Paraguay’s anti-drug chief has acknowledged corruption within his department and called for multi-agency assistance in combating Paraguay’s drug trafficking problem following the murder of a journalist in a troubled part of the country.
“SENAD is doing all it can with what it has,” said Luis Rojas, head of Paraguay’s National Antidrug Secretariat (SENAD), in an interview with radio station 780 AM, reported ABC Color.
“SENAD only has 400 men and, because of internal corruption, some of them are not to be relied on for certain activities,” he added. “Drug trafficking creates an enormous chain of corruption.”
Rojas’ comments followed a recent murder of a journalist in the Paraguay-Brazil border town of Pedro Juan Caballero. Opposition Senator Robert Acevedo accused a “sold-out” SENAD of ignoring the area while drug traffickers turned it into a “killing field.”
SEE ALSO: Coverage of Paraguay
Rojas partially defended the efforts of SENAD, saying the organization had seized more than $800 million in drugs, money and other items from mostly Paraguayan and Brazilian traffickers during 2013. However, the official admitted his organization was incapable of bringing Paraguay’s organized crime element under control.

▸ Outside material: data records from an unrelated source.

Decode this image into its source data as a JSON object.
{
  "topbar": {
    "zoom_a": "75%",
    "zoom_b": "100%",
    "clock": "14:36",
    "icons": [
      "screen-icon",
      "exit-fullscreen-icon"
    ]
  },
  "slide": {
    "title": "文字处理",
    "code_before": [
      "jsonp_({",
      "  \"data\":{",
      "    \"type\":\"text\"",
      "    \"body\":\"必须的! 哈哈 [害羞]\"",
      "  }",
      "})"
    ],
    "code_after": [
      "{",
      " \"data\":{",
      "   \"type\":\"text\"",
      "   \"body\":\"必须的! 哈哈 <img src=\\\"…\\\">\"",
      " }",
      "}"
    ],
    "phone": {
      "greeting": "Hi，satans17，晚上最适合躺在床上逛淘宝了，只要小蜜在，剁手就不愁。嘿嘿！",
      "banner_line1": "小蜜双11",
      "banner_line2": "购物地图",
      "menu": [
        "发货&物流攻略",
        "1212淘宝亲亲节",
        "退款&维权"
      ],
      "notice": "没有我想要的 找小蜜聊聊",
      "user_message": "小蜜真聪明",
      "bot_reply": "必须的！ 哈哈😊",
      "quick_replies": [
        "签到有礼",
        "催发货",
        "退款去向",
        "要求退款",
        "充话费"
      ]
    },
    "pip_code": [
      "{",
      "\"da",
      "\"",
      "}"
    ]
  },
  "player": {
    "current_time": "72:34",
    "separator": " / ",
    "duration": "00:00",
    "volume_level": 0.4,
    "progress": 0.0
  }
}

“The fight against the criminal sectors requires an inter-institutional effort,” Rojas said, calling for help from the national police, Paraguay’s armed forces and the prosecutor general.
InSight Crime Analysis
Part of Paraguay’s problem is criminal migration. Earlier this year a spate of murders in and around Pedro Juan Caballero attributed to a turf war between Brazilian trafficking groups highlighted the area’s importance in regional trafficking.
It is also an arms trafficking corridor. In the same period, authorities dismantled a Brazilian gang transporting weapons through Pedro Juan Caballero.
SEE ALSO: Coverage of Criminal Migration
Rojas’ acknowledgment of corruption in his ranks, and SENAD’s inability to halt violence and drug trafficking, is a continuation of the candid style he has displayed since taking his current post, with the official promising the government would “lie less” about drug trafficking before even taking office in August 2013.
Critics note that Rojas’ boss and current Paraguay President Horacio Cartes has faced recurring accusations of involvement in drug smuggling and money laundering.
These accusations cast doubt on whether Rojas’ open-eyed comments will translate into the inter-institution effort he has trumpeted see a meaningful attempt to combat corruption within SENAD.